Kemitraan membeli barang seharga 60 juta dan menjualnya 100 juta. 100 juta adalah pendapatan dan keuntungan adalah (100–60) 40 Juta. Keuntungan adalah 40 Juta dalam mekanisme profit sharing, dan akan dibagikan dalam persentase seperti yang ditentukan sebelumnya.
Mitra investor dan mitra pengelola sepakat persentase pembagian 75% investor dan 25% pengelola, maka 75% dari 40 juta yaitu 30 juta dan 25% dari 40 juta yaitu 10 juta.
Jika modal yang diinvestasikan dalam bisnis dikelola oleh mitra pengelola saja, ia hanya akan mendapatkan 10 juta pada akhirnya, dari modal sebesar 60 juta yang di investasikan.
Jika investor ikut ambil bagian sebagai pengelola, investor akan mendapatkan 30 juta hanya untuk mengelola bisnis. Jika barang dijual seharga 50 juta dan bukan 60 juta, investor akan mengalami kerugian 10 juta, yang akan ditanggung oleh mitra investor itu saja yang menginvestasikan uang.
Risiko untung atau rugi dalam prinsip profit sharing sepenuhnya pada orang yang menginvestasikan uang.
Semua ketidakpastian bisnis diambil oleh orang yang menginvestasikan uang dalam bisnis, sehingga umumnya orang tersebut mengambil split lebih tinggi dalam hal model pembagian keuntungan untuk melindungi risiko bisnisnya.
Mekanisme revenue sharing akan menyatakan pendapatan adalah 100 juta, investor dan partner akan berbagi dalam persentase seperti yang diputuskan sebelumnya.
Investor akan mendapatkan 75% dan pengelola akan mendapatkan 25%, Investor akan mendapatkan 75% dari 100 juta yaitu 75 juta dan pengelola akan akan mendapatkan 25% dari 100 juta yaitu 25 juta.
Pengelola mengurus investasi dan mendapatkan 25 juta sebagai imbalannya sedangkan investor hanya mendapat 15 juta, walaupun investor mendapat 75 juta namun investasi awal sebesar 60 juta (75-60) 15 juta.

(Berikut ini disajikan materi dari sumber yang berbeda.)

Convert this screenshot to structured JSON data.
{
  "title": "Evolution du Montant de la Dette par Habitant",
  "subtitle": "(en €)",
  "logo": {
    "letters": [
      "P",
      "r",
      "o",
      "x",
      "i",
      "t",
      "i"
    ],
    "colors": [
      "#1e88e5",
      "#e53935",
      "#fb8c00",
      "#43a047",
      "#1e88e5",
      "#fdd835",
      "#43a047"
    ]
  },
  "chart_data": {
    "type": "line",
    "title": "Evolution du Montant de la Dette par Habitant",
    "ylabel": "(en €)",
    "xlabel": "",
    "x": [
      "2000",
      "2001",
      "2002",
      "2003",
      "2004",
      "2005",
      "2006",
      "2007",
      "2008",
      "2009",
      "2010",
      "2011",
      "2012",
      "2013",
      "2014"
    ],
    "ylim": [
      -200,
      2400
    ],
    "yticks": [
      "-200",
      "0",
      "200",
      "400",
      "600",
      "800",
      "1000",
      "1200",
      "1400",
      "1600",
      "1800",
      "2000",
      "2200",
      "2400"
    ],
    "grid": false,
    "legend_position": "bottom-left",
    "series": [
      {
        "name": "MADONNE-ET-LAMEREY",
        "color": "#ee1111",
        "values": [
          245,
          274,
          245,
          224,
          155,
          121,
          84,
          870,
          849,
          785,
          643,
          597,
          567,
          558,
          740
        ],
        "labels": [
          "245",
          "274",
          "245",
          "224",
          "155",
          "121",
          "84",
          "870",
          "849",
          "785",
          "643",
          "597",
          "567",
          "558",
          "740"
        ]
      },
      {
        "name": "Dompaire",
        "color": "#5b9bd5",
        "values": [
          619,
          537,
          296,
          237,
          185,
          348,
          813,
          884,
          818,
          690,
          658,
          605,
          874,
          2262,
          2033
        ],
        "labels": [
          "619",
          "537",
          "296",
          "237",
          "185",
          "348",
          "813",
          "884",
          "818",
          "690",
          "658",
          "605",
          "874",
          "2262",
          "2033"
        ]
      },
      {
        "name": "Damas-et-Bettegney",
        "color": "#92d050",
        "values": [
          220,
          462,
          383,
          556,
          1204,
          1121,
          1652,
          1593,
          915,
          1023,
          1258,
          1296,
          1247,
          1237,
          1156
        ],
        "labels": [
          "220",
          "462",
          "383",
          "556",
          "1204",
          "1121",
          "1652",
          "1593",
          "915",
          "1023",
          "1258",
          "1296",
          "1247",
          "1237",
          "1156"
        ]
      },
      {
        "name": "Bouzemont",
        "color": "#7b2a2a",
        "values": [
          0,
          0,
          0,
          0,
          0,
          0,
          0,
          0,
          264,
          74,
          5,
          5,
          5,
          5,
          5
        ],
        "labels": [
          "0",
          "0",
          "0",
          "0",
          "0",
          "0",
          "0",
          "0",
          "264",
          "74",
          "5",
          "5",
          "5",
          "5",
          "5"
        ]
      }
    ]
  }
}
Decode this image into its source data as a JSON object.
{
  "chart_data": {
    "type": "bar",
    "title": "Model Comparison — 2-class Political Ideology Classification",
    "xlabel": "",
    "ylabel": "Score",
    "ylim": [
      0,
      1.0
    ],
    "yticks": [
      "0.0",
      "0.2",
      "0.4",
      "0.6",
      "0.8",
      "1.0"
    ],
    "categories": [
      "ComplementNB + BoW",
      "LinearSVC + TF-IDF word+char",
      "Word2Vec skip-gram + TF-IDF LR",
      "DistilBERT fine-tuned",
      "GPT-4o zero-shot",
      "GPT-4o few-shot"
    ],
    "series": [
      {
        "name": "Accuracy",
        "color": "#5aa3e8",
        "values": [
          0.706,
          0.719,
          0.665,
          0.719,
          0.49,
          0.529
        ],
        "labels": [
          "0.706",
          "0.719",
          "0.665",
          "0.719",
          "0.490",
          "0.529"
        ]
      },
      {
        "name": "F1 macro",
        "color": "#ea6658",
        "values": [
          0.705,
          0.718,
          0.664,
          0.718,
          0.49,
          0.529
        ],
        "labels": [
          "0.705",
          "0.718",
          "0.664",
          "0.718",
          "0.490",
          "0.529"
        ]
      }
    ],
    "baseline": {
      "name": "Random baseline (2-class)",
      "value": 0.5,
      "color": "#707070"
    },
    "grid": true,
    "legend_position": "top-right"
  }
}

Jika barang yang dibeli seharga 60 juta, dijual seharga 50 juta, investor akan kehilangan 10 juta, dengan asumsi pembagian 75–25. Mitra investasi akan mendapatkan 75% dari 50 juta = 37,5 juta (kerugian 60 juta – 37,5 juta) = kerugian 22,5 juta, sementara pengelola akan menikmati penghasilan 12,5. Juta
Model revenue sharing adalah bencana bagi mitra yang menginvestasikan uang, dalam kasus sebelumnya, pengelola tidak mendapatkan apa-apa karena tidak ada untung.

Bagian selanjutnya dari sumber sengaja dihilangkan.